Comment 9 Matthew Marlowe gentoo-dev 2013-10-03 22:13:27 UTC
stablereq time...there are minimal differences between old stable and new, no bugs since committing bump(~1 day), tested fine on my system, and bump is supposed to fix security issues.
Comment 10 Yury German Gentoo Infrastructure gentoo-dev 2013-10-04 03:25:19 UTC
Arches, please test and mark stable: 

=net-analyzer/zabbix-2.0.9_rc1-r2

Target keywords : "amd64 x86"
Comment 11 Agostino Sarubbo gentoo-dev 2013-10-05 10:37:01 UTC
amd64 stable
Comment 12 Agostino Sarubbo gentoo-dev 2013-10-13 10:32:06 UTC
x86 stable
Comment 13 Matthew Marlowe gentoo-dev 2013-10-14 15:54:25 UTC
Looks like all arches have stabilized.
Removed older stable ebuild impacted by CVE.
Security team - up to you to decide on GLSA.  Please clean up old lingering security bugs for Zabbix when doing so - about 4+ older bugs.
Comment 14 Sean Amoss (RETIRED) gentoo-dev Security 2013-10-14 23:12:31 UTC
(In reply to Matthew Marlowe from comment #13)
> Looks like all arches have stabilized.
> Removed older stable ebuild impacted by CVE.
> Security team - up to you to decide on GLSA.  Please clean up old lingering
> security bugs for Zabbix when doing so - about 4+ older bugs.

Thanks for the cleaning up the old vulnerable versions.
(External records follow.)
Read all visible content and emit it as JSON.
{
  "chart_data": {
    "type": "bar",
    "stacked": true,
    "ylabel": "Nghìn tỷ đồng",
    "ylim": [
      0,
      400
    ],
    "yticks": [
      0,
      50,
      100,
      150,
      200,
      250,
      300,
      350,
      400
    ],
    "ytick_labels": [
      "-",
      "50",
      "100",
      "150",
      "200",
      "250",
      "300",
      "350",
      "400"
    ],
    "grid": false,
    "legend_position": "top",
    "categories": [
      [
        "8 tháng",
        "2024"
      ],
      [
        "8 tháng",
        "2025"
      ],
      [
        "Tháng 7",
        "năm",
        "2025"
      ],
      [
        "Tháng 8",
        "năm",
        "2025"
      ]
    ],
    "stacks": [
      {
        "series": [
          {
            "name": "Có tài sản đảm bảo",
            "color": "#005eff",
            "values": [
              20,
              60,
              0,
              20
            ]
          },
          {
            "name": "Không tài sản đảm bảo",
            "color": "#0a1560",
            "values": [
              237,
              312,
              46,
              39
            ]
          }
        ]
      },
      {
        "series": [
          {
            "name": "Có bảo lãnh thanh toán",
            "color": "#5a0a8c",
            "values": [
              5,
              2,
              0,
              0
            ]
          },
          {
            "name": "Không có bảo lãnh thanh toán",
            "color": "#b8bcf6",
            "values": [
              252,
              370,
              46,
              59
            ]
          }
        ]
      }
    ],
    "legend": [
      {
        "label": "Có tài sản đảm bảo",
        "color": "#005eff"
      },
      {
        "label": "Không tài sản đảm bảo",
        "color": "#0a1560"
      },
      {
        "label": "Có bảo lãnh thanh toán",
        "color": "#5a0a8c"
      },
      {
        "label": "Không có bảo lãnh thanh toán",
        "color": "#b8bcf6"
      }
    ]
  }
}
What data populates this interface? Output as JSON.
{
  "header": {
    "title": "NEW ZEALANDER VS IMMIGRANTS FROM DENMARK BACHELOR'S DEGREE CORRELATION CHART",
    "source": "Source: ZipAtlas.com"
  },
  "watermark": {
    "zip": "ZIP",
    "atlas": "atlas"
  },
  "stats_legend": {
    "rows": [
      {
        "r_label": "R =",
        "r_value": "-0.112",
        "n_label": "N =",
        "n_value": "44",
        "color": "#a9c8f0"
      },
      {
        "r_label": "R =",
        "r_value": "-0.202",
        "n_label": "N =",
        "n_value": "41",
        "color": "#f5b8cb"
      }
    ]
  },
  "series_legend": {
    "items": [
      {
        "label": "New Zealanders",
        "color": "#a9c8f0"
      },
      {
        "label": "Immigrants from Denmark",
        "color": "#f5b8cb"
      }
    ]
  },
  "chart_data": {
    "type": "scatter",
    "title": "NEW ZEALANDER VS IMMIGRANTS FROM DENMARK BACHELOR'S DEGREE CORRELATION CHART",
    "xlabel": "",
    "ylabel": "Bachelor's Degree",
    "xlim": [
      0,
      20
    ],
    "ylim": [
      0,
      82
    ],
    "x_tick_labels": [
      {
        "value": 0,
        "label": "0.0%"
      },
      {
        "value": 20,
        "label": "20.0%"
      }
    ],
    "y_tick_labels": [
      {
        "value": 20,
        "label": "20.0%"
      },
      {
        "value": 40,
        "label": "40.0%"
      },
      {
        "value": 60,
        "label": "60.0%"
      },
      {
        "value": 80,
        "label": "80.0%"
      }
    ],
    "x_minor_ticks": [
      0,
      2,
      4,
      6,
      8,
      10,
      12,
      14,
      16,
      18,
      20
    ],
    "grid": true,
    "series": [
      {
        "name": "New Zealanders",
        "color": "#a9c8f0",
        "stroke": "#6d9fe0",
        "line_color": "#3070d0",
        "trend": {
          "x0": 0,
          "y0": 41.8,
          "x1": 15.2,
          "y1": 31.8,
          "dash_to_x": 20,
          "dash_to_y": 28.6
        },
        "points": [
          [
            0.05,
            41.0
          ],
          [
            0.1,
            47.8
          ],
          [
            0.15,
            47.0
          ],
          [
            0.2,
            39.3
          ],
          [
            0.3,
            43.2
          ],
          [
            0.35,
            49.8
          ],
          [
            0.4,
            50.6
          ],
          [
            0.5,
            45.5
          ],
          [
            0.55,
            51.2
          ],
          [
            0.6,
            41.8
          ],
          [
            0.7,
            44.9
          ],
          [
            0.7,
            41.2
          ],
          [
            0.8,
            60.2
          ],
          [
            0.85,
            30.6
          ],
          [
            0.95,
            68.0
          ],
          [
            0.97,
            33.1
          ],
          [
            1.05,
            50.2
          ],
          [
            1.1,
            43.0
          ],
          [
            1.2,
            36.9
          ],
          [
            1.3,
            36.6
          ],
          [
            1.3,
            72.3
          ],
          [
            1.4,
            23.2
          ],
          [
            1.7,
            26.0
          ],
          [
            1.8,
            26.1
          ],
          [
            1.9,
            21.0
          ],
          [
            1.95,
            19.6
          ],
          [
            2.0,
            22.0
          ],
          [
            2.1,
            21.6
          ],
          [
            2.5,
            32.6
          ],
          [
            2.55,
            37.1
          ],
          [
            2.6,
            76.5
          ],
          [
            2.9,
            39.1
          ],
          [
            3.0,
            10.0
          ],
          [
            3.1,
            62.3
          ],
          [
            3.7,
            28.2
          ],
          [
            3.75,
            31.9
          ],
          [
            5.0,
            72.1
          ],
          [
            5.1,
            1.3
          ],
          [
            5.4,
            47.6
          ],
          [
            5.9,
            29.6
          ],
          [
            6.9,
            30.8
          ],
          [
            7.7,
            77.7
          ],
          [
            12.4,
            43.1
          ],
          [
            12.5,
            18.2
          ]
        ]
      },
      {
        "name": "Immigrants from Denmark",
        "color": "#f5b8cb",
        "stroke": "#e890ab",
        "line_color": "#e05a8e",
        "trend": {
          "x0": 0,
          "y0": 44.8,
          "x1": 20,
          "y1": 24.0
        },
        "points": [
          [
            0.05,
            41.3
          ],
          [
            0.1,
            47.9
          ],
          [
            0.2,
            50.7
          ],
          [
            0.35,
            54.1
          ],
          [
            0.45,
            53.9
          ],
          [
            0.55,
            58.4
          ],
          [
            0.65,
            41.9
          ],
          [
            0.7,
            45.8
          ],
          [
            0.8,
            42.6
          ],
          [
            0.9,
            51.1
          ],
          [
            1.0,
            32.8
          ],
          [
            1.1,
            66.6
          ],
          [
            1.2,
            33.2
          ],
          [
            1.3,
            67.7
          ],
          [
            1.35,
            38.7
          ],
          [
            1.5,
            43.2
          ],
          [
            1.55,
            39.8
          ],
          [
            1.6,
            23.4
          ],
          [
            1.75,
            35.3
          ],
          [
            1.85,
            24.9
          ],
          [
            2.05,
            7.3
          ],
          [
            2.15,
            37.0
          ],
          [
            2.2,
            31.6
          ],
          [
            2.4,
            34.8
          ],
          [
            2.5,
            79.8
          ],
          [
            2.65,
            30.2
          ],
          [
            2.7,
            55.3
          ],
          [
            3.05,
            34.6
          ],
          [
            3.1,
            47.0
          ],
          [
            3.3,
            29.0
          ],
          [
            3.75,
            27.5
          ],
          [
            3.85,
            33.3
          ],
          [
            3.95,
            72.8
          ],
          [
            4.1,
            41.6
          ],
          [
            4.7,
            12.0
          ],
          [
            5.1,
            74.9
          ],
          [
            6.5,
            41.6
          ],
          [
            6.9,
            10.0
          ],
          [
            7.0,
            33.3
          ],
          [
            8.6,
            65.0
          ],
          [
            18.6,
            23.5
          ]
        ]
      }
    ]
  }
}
GLSA has already been created and is ready for review. The old security bugs will be closed when the GLSA is sent.
Comment 15 Mikle Kolyada archtester Gentoo Infrastructure gentoo-dev Security 2013-10-17 13:37:23 UTC
*** Bug 488288 has been marked as a duplicate of this bug. ***
Comment 16 GLSAMaker/CVETool Bot gentoo-dev 2013-11-25 17:53:55 UTC
This issue was resolved and addressed in
 GLSA 201311-15 at http://security.gentoo.org/glsa/glsa-201311-15.xml
by GLSA coordinator Sergey Popov (pinkbyte).